Mnuchin was labeled by critics at the time as the “Foreclosure King.”
Of the nearly four dozen foreclosure cases filed by OneWest in Franklin County in 2010 that were analyzed by The Dispatch, a quarter were filed within three years of the homeowner taking out the loan, typically a red flag that there was a problem with the mortgage terms and/or vetting the borrowers.
Thirteen of the borrowers had double-digit interest rates, ranging from 10 percent to 17.31 percent, largely because of adjustable-rate mortgage terms.
In the cases in which the houses were sold at an auction, two-thirds ended up in the hands of the federal government, which had backed those loans. Collectively, more than $4 million was due on those loans.
Only seven borrowers were able to get a loan modification, even though former President Barack Obama’s administration had been pushing since 2009 for lenders to help Americans keep their homes by lowering interest rates and, in some cases, the principal balance.
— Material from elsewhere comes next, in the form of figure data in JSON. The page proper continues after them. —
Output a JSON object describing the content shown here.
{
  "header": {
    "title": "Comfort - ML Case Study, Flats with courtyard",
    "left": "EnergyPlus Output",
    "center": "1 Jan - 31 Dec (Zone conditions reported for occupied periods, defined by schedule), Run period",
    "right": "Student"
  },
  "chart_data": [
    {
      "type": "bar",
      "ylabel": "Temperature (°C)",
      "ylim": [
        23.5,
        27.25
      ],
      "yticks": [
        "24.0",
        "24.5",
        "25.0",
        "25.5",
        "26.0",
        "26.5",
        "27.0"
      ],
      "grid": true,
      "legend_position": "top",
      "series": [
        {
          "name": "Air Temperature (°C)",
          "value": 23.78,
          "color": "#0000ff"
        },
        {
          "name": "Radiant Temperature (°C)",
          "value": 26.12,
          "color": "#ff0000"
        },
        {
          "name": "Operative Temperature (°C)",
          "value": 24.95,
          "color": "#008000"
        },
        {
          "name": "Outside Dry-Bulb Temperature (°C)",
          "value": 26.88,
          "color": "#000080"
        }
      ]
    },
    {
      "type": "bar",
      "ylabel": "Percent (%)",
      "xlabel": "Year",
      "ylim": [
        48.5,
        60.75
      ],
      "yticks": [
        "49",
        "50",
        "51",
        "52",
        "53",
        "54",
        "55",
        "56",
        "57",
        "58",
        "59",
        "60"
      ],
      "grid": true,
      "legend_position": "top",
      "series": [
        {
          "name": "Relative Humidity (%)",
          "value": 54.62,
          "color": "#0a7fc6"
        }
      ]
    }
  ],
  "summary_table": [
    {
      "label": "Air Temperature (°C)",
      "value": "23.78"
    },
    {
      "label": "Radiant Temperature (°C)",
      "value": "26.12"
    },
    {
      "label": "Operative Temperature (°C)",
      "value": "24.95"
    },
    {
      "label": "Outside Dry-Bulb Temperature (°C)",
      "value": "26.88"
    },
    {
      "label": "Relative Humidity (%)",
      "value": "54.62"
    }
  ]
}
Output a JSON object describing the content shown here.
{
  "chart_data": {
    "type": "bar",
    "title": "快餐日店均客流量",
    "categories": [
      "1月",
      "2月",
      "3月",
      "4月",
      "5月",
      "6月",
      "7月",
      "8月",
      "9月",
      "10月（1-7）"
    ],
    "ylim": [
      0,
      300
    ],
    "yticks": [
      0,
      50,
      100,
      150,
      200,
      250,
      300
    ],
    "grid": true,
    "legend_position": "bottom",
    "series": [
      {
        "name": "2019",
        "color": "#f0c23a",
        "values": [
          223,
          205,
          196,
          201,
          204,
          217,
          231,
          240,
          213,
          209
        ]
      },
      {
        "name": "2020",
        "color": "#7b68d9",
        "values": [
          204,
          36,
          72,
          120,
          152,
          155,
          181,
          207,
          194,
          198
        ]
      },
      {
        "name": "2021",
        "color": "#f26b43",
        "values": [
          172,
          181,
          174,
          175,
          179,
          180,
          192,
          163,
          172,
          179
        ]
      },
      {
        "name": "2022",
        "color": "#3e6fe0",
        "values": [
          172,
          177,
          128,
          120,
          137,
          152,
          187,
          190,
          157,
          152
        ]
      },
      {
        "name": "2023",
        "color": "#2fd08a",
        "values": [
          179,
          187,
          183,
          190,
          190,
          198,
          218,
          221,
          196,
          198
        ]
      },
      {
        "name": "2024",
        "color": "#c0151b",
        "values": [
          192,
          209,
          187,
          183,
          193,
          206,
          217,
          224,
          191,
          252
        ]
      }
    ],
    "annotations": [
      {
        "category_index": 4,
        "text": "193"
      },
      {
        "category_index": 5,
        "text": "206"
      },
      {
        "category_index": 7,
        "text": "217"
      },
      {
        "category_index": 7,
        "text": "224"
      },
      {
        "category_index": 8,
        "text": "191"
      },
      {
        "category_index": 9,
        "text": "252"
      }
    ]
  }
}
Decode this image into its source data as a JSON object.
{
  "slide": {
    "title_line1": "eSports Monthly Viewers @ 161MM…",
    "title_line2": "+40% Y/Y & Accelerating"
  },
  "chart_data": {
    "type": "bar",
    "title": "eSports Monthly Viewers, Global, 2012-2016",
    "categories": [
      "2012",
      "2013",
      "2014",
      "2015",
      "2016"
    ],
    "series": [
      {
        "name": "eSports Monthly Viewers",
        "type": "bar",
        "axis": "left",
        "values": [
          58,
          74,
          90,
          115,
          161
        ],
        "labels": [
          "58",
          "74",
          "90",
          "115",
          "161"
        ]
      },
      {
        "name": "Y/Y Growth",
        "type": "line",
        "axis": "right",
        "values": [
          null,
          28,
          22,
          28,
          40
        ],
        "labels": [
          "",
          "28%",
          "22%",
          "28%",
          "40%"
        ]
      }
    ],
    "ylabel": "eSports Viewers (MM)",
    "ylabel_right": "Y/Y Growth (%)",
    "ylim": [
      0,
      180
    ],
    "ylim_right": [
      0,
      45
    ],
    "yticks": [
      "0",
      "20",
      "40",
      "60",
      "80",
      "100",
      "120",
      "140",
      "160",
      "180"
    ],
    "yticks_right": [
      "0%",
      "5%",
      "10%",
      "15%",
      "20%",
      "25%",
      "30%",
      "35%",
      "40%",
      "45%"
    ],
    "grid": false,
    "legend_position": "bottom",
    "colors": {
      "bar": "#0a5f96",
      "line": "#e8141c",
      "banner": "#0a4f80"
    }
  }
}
Mnuchin does have supporters, including the American Bankers Association, which sent a letter to the Senate committee saying Mnuchin’s “public statements as well as his career in finance bring us optimism with regard to the outlook for public policies focused on growth and prosperity.”
Grover Norquist, head of Americans for Tax Reform, released a statement supporting Mnuchin’s nomination, in part because of his stated intention to roll back some of the Dodd-Frank legislation: “Mr. Mnuchin has made it clear that reforming the Dodd-Frank Act will be his ‘number one priority on the regulatory side’ once he becomes secretary of the treasury.”